If we want to use Option 2, as this post originally described, we can call it like this:

// Option 2 (Manually obtaining token..)
var secretValueOption2 = GetSecretFromKeyVault_ManuallyGettingToken(secretName);

The method for getting the token:

private static string GetSecretFromKeyVault_ManuallyGettingToken(string secretName)
{
    var keyVault = new KeyVaultClient(GetAccessTokenAsync);
    var secretResult = keyVault.GetSecretAsync($"https://myacidemovault.vault.azure.net", secretName).Result;

    return secretResult.Value;
}

Notes:

  • Using the KeyVaultClient from the nuget makes this a breeze.
  • I've hardcoded my Key Vault path, but you can change this to whatever you want - or make it more dynamic with environment variables, etc.

When the code runs, we can see that we get results in the logs. In a production scenario we would never log any type of secrets or credentials; for the PoC in this demo, it helps us to know that it works - without any credentials entered anywhere. It works. 🚀

Azure Container Instances displaying Secret values from Key Vault, using Azure Identity Management Service tokens and Managed Identities.

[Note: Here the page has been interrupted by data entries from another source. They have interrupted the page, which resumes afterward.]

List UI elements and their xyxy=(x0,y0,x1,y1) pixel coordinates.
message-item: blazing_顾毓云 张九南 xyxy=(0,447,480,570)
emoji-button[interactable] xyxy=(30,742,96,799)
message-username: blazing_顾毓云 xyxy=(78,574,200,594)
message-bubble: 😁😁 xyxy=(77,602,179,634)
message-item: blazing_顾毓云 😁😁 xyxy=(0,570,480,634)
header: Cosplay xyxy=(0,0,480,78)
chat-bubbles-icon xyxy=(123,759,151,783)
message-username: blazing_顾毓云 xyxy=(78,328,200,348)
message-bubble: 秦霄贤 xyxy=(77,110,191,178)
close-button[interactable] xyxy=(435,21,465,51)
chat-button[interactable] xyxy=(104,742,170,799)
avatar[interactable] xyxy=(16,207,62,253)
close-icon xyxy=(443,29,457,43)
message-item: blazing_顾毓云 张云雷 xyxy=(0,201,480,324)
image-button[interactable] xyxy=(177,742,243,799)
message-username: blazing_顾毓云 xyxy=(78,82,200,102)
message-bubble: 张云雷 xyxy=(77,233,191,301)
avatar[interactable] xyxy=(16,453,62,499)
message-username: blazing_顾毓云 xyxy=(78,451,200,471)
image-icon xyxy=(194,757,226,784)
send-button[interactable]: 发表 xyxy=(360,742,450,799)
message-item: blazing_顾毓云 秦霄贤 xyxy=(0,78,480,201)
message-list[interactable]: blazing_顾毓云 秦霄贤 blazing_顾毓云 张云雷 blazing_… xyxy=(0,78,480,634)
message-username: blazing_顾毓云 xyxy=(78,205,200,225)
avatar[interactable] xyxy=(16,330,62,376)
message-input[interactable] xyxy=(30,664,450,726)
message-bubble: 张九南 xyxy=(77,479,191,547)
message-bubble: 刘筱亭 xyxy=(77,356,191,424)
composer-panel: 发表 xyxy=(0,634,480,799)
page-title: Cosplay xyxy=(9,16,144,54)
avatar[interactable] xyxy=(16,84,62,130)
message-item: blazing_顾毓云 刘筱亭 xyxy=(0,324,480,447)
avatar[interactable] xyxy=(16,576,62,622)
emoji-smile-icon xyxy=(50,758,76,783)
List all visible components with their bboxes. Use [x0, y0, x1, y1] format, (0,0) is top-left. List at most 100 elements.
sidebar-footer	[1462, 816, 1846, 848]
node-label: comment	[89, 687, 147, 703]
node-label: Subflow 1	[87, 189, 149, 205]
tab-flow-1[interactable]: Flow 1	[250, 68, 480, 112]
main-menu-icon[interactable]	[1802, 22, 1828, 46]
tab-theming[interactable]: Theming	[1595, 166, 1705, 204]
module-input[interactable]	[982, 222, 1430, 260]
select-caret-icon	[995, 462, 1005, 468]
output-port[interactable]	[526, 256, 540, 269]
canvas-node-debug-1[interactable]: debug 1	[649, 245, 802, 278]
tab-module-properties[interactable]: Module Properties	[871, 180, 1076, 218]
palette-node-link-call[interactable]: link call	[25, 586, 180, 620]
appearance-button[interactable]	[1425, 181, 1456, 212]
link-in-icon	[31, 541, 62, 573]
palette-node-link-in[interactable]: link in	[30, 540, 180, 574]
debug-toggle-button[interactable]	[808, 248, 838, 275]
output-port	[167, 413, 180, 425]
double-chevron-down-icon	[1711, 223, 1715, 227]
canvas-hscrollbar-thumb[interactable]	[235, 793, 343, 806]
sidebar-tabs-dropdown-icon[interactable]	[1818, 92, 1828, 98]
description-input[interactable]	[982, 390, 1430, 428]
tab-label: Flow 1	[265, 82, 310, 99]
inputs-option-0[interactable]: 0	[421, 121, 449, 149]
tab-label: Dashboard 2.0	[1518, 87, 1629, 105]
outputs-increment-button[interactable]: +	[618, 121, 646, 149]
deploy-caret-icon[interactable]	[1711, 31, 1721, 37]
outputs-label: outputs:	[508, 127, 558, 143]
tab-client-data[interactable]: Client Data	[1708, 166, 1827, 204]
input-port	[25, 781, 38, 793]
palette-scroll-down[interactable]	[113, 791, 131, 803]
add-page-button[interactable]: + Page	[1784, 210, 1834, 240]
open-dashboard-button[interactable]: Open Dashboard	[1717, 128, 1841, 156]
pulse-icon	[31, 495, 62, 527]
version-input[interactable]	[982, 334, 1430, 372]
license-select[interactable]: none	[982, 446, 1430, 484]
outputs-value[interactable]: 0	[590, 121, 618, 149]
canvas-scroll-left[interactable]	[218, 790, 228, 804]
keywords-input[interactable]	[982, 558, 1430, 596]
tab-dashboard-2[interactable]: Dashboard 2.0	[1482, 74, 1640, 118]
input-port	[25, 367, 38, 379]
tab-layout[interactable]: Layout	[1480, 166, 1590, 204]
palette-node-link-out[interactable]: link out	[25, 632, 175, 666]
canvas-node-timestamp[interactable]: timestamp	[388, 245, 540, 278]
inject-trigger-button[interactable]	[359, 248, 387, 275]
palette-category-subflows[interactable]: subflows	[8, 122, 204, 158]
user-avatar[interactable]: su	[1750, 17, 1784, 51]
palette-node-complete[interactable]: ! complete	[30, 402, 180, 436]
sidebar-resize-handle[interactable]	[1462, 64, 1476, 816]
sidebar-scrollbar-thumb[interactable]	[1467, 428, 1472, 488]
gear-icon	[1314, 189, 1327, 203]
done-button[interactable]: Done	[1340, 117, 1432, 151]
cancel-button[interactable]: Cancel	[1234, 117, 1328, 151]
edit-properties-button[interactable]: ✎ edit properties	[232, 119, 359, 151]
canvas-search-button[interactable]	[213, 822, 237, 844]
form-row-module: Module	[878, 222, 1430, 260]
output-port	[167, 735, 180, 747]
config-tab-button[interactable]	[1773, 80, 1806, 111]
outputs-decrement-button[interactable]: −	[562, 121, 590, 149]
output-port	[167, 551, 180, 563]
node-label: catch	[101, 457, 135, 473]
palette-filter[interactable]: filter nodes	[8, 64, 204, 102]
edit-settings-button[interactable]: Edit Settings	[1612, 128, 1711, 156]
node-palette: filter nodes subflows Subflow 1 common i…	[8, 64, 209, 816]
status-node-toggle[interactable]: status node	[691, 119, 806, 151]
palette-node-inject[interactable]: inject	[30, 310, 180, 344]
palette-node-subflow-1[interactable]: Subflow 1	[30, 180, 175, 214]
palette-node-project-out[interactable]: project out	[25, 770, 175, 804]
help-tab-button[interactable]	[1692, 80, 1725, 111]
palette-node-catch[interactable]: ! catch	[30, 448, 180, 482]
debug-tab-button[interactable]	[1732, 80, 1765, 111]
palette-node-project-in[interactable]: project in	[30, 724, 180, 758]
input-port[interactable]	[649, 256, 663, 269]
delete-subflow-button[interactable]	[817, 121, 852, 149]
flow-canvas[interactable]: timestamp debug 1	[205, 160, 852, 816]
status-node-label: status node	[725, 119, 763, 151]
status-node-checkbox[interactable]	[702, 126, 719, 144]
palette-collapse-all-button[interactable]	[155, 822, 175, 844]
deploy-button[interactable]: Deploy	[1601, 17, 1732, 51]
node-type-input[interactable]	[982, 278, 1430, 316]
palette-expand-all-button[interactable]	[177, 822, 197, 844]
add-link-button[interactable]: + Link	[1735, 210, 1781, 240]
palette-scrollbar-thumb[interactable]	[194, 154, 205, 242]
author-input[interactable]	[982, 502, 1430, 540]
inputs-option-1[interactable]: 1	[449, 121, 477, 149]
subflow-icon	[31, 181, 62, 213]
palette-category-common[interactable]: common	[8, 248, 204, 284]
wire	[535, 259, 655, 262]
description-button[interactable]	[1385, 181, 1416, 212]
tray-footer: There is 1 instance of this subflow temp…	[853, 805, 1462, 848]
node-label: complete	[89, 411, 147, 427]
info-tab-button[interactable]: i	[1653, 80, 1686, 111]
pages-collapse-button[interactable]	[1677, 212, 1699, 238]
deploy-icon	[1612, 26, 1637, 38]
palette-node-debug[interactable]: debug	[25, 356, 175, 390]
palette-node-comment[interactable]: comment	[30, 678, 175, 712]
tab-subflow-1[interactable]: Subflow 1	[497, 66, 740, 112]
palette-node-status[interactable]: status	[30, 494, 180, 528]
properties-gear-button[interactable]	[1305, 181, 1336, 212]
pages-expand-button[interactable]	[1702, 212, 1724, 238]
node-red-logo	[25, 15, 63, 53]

We have just done a couple of simple yet powerful things:

  • Created a managed identity
  • Configured the identity to have access to our Key Vault
  • Executed code to retrieve the Bearer token for the identity (only works from inside the containers in this group).
  • Executed code to retrieve secrets from Key Vault using the Bearer token we just got.
  • Not entered, or even viewed a single piece of credential data. No clientId, no secret - the new Service Principal has access, and we handle the rest inside the container.

Summary

This was a fun endeavor. There were some glitches and bumps along the way, but once figuring out exactly how to do these things, it's straight forward and works every time. So there we have it.

Using C# with .NET Core we can now use Azure Managed Identity with our Azure Container Instance groups and avoid have any credentials lying around anywhere. Just like magic, but more reliable.